Le 25 janvier, alors que des milliers de personnes marquaient le deuxième anniversaire du soulèvement sur la place, pas moins de 19 femmes ont été agressées, selon Operation Anti Sexual Harassment.

"Ces attaques visent à exclure les femmes de la vie publique et à les punir de leur participation au militantisme politique et aux manifestations. Elles sont aussi une tentative de ternir l'image de la place Tahrir et des manifestants en général", accuse le groupe.

"Nous voulons que le terme +harcèlement+ ne soit plus utilisé. Ce dont il s'agit aujourd'hui, c'est de terrorisme sexuel", dit à l'AFP Inas Mekkawy, du mouvement de défense des droits des femmes "Baheya ya Masr".

Mais le problème se heurte toujours à l'indifférence des autorités et à l'opprobre d'une grande partie de la société.

"On dit (à la victime): +Que faisais-tu à Tahrir? Comment étais-tu habillée? A quelle heure y es-tu allée?+", dit à l'AFP Soraya Bahgat, de Tahrir Bodyguard, un groupe qui s'est donné pour mission de protéger les femmes sur la place et organise des cours d'auto-défense.

A la grande colère des militants, des membres du Sénat dominé par les islamistes, qui assume le pouvoir législatif jusqu'à l'élection d'une nouvelle Assemblée, ont récemment fait porter aux victimes une part de responsabilité parce qu'"elles savent qu'elles vont au milieu de voyous", selon des propos rapportés par la presse locale.

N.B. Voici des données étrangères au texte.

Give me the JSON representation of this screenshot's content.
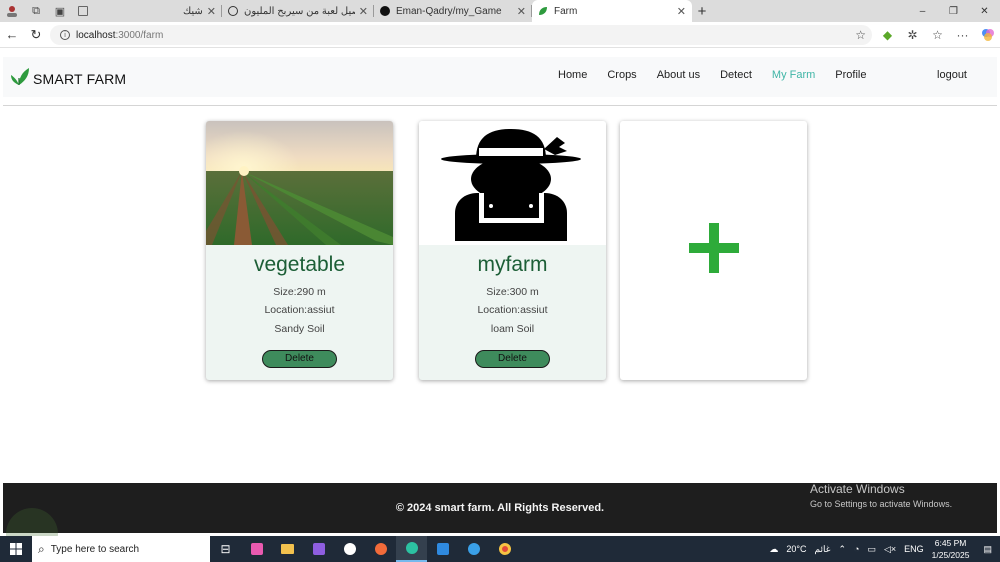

Un prédicateur islamiste controversé et propriétaire d'une chaîne de télévision, Abou Islam, a de son côté déclaré que "ces femmes nues, non voilées" allaient place Tahrir pour "se faire violer".

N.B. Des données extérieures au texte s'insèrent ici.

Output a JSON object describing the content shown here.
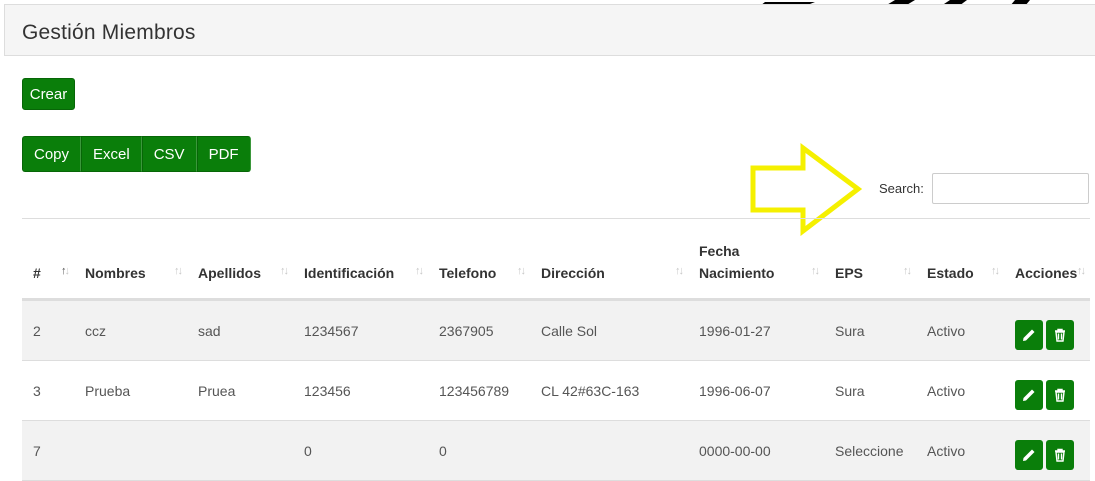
{
  "page": {
    "title": "Gestión Miembros"
  },
  "toolbar": {
    "create_label": "Crear"
  },
  "export_buttons": [
    "Copy",
    "Excel",
    "CSV",
    "PDF"
  ],
  "search": {
    "label": "Search:",
    "value": ""
  },
  "table": {
    "headers": [
      "#",
      "Nombres",
      "Apellidos",
      "Identificación",
      "Telefono",
      "Dirección",
      "Fecha Nacimiento",
      "EPS",
      "Estado",
      "Acciones"
    ],
    "rows": [
      [
        "2",
        "ccz",
        "sad",
        "1234567",
        "2367905",
        "Calle Sol",
        "1996-01-27",
        "Sura",
        "Activo"
      ],
      [
        "3",
        "Prueba",
        "Pruea",
        "123456",
        "123456789",
        "CL 42#63C-163",
        "1996-06-07",
        "Sura",
        "Activo"
      ],
      [
        "7",
        "",
        "",
        "0",
        "0",
        "",
        "0000-00-00",
        "Seleccione",
        "Activo"
      ]
    ]
  },
  "icons": {
    "edit": "pencil-icon",
    "delete": "trash-icon",
    "annotation": "yellow-arrow"
  },
  "colors": {
    "button_green": "#0a7e0a",
    "arrow_yellow": "#f5f000",
    "row_stripe": "#f2f2f2"
  }
}
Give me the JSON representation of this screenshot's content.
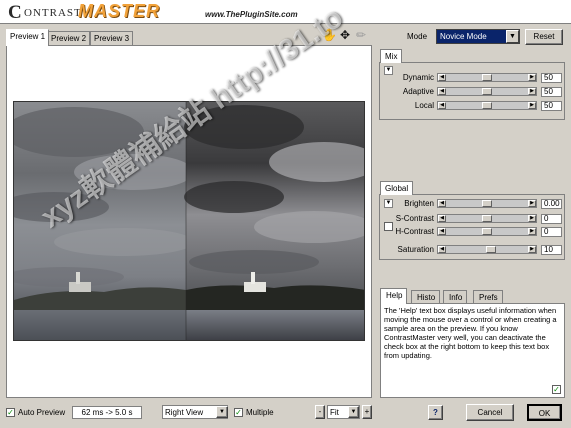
{
  "header": {
    "logo_c": "C",
    "logo_ontrast": "ONTRAST",
    "logo_master": "MASTER",
    "site_url": "www.ThePluginSite.com"
  },
  "preview_tabs": [
    "Preview 1",
    "Preview 2",
    "Preview 3"
  ],
  "tools": {
    "hand_icon": "hand-icon",
    "move_icon": "move-icon",
    "eyedropper_icon": "eyedropper-icon"
  },
  "mode": {
    "label": "Mode",
    "value": "Novice Mode",
    "reset_label": "Reset"
  },
  "mix": {
    "title": "Mix",
    "sliders": [
      {
        "label": "Dynamic",
        "value": "50",
        "level": 0.5
      },
      {
        "label": "Adaptive",
        "value": "50",
        "level": 0.5
      },
      {
        "label": "Local",
        "value": "50",
        "level": 0.5
      }
    ]
  },
  "global": {
    "title": "Global",
    "brighten": {
      "label": "Brighten",
      "value": "0.00",
      "level": 0.5
    },
    "s_contrast": {
      "label": "S-Contrast",
      "value": "0",
      "level": 0.5
    },
    "h_contrast": {
      "label": "H-Contrast",
      "value": "0",
      "level": 0.5
    },
    "saturation": {
      "label": "Saturation",
      "value": "10",
      "level": 0.55
    }
  },
  "help_tabs": [
    "Help",
    "Histo",
    "Info",
    "Prefs"
  ],
  "help_text": "The 'Help' text box displays useful information when moving the mouse over a control or when creating a sample area on the preview. If you know ContrastMaster very well, you can deactivate the check box at the right bottom to keep this text box from updating.",
  "bottom": {
    "auto_preview_label": "Auto Preview",
    "timing": "62 ms -> 5.0 s",
    "view_value": "Right View",
    "multiple_label": "Multiple",
    "zoom_minus": "-",
    "zoom_value": "Fit",
    "zoom_plus": "+",
    "help_label": "?",
    "cancel_label": "Cancel",
    "ok_label": "OK"
  },
  "watermark": "xyz軟體補給站 http://31.to",
  "colors": {
    "face": "#d4d0c8",
    "selection": "#0a246a",
    "logo_orange": "#f1a23a"
  }
}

Le Conseil national de la femme, un organe officiel, a annoncé avoir été chargé par le Premier ministre de préparer un projet de loi "global" contre toutes les formes de violence contre les femmes. Mais des militants se disent sceptiques sur la portée d'une telle législation en l'absence d'une véritable volonté de la mettre en application.